The key insight: reads are instant (combinational) but writes need a clock tick. Change the addr input and data_out updates immediately. To write: set addr, set data_in, turn we (write-enable) ON, then Tick. Turn we OFF and change the address to read it back.
Try it: write the value 42 to address 1, then write 7 to address 2. Switch between addresses to see both values are remembered. The 6502 has 2 KB of RAM wired to its address bus — same idea, just 2,048 locations instead of 256.
The 6502: A Real CPU
Everything we’ve built — gates, adders, registers, counters, and an ALU — are the building blocks of a real processor. The MOS 6502 (1975) powered the Apple II, Commodore 64, and NES. It has just 3,510 transistors and an elegant instruction set. Its ALU is wider (8 bits), its program counter longer (16 bits), and it has a control unit that decodes 56 instructions — but the pieces are the same.
Below is a complete 6502 system simulated at the gate level — over 5,500 lines of TypeScript, compiled and running in your browser.

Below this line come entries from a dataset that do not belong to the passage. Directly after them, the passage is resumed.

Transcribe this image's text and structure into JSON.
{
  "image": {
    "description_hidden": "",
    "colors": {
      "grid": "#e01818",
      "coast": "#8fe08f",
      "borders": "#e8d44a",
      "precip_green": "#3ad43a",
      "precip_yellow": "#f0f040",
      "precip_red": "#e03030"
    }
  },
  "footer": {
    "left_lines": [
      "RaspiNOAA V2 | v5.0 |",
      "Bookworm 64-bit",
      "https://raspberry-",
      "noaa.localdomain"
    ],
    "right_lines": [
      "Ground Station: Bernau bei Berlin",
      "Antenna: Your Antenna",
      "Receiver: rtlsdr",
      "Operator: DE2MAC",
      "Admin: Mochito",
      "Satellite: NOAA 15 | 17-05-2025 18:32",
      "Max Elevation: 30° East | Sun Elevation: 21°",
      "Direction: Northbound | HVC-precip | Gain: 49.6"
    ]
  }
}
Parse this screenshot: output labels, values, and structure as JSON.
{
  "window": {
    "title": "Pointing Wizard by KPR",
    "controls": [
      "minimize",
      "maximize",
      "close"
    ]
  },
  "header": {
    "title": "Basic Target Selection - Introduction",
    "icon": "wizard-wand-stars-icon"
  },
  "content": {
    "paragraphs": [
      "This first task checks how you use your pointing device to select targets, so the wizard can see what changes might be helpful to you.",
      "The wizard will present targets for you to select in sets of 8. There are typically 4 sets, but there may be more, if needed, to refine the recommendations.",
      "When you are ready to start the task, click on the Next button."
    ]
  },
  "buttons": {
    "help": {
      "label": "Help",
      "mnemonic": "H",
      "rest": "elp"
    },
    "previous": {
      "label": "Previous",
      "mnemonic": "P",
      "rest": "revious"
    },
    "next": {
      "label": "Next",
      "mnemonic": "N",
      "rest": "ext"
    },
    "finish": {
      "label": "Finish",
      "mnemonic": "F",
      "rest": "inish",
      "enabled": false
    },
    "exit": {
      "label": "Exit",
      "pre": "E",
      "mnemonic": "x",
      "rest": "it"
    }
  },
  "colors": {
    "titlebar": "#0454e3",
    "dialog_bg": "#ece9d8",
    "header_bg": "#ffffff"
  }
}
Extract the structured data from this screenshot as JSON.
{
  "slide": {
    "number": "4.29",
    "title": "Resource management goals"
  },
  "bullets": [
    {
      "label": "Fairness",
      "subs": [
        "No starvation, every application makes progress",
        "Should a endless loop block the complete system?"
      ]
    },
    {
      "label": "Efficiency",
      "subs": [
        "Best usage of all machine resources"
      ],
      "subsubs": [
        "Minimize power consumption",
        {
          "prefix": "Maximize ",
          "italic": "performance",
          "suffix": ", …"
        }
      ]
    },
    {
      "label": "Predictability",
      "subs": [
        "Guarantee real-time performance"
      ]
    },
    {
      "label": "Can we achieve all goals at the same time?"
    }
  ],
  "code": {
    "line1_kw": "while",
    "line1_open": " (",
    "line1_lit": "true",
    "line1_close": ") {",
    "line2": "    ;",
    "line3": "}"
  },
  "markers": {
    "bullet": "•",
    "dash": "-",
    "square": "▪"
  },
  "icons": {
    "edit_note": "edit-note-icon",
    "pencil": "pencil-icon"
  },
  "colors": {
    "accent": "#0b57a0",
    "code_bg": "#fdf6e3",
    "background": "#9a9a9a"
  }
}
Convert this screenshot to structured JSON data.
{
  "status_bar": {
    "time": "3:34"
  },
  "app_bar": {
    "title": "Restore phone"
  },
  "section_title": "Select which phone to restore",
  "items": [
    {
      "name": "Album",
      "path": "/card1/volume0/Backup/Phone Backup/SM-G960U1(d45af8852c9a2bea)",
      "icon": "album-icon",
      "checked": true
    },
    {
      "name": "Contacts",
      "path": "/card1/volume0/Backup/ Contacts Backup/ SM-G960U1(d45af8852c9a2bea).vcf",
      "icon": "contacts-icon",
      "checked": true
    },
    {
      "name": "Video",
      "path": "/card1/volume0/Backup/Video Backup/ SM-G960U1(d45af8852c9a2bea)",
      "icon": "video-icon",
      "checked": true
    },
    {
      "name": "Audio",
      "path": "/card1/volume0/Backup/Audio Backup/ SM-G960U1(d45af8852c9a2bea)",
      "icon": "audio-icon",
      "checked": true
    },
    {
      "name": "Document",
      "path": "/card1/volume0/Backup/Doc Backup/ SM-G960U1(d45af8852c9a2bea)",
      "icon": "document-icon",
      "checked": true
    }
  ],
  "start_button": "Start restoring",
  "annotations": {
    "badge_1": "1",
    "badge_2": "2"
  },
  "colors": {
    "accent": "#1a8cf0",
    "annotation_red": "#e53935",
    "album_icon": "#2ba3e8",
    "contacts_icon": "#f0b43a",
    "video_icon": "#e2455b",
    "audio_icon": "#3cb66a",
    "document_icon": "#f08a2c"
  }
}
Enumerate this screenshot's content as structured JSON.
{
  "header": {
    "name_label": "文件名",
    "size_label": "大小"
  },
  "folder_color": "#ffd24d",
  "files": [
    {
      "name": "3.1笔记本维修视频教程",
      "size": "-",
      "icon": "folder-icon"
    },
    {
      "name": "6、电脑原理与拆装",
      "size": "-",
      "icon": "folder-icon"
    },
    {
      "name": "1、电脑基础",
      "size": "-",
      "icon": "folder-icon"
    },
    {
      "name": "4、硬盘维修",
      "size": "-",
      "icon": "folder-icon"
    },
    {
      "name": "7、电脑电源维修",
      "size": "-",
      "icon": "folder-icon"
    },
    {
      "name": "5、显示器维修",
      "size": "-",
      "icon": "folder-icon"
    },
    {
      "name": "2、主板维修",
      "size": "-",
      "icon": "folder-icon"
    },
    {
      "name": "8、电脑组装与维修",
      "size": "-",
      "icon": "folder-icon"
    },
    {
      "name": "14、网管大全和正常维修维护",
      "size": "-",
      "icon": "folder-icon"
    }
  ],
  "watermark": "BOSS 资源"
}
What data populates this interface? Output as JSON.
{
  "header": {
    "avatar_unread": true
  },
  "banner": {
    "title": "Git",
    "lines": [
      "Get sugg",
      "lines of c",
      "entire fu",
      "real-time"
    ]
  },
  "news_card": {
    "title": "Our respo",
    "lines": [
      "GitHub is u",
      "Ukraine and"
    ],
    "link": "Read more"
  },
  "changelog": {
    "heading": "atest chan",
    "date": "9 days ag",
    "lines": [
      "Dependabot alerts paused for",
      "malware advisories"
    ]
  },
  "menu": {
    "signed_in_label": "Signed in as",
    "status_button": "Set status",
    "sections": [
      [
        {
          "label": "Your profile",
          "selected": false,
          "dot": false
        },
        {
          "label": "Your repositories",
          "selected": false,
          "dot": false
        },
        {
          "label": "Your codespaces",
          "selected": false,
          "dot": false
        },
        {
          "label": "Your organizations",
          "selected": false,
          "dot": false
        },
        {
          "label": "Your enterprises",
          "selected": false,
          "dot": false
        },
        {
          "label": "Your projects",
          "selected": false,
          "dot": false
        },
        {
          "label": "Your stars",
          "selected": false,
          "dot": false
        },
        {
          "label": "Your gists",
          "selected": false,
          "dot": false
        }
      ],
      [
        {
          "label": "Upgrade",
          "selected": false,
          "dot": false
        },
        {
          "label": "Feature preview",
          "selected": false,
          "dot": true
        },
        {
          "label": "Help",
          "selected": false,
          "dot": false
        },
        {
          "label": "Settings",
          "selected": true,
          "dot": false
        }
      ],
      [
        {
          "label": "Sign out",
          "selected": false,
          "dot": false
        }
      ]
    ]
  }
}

It has a CPU, RAM, ROM, and a memory-mapped console output at address $F000.
The ROM is pre-loaded with C programs compiled with cc65, a C compiler targeting the 6502. Click Run to watch the CPU execute real compiled C code, one cycle at a time.
What you just saw is the same process that happens billions of times per second in the device you’re reading this on. A clock ticks. The program counter increments. An instruction is fetched from memory. The control unit decodes it. The ALU computes. Results are stored. Repeat.
The only difference between this 6502 and a modern CPU is scale: more transistors, wider buses, deeper pipelines, more cache. But the fundamentals — NAND gates all the way down — haven’t changed.